Calidad como premisa del servicio prestado y bandera para ejercer la docencia.

Es claro para los fundadores que la ética constituye un eje constructor de futuro en un país necesitado de proyectar valores y conciencia ciudadana, donde se mire el bien del otro como parte del bien propio.

En el Acta de Fundación se esbozan las características, para que los hombres que en ella se formen cimienten su ejercicio profesional en las dimensiones básicas de la experiencia humana: la verdad, la búsqueda del conocimiento, la bondad, la ética, el compromiso con el desarrollo económico del país y la unidad, en su trabajo diario para construir una nación donde la convivencia para la paz sea primordial.

Debido a las instalaciones en las que funcionará la Fundación, las directivas centrarán sus esfuerzos en la calidad de la educación de sus programas para proyectarse a través de ellos.
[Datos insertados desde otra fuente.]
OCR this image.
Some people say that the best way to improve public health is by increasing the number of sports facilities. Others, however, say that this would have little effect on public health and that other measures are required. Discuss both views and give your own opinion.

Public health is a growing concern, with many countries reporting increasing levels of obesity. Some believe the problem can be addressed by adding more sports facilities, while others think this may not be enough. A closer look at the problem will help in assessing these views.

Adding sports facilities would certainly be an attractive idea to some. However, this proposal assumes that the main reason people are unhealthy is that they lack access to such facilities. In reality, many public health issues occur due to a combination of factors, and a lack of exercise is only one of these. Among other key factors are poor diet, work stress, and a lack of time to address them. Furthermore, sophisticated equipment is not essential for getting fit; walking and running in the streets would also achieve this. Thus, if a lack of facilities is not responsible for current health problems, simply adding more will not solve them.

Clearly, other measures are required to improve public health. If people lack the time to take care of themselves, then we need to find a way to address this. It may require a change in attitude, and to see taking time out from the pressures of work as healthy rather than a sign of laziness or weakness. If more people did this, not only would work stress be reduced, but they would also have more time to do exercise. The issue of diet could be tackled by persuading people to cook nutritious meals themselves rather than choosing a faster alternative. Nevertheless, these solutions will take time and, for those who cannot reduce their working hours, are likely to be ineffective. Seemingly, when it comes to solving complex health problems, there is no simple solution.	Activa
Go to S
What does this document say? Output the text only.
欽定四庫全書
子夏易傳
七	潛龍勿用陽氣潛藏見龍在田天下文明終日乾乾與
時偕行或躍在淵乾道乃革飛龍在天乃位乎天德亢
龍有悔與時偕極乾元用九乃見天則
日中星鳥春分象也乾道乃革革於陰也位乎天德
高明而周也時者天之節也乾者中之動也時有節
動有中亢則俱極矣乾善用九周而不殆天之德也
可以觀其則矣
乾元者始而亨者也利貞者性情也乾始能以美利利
Todo esto da pie para trazarse como primera meta futura la adquisición de un terreno donde se desarrolle un espacio educativo moderno, que facilite el crecimiento y desarrollo de la institución, con nuevos programas dentro de la Fundación.

La fundación inicia su labor con una organización centrada en su Consejo Superior, delegando como Representante Legal al Rector, de donde se desprenden las direcciones generales, cubriendo así el manejo de cada una de las funciones sustantivas junto con la dirección administrativa y financiera, sin olvidar la división de Autoevaluación.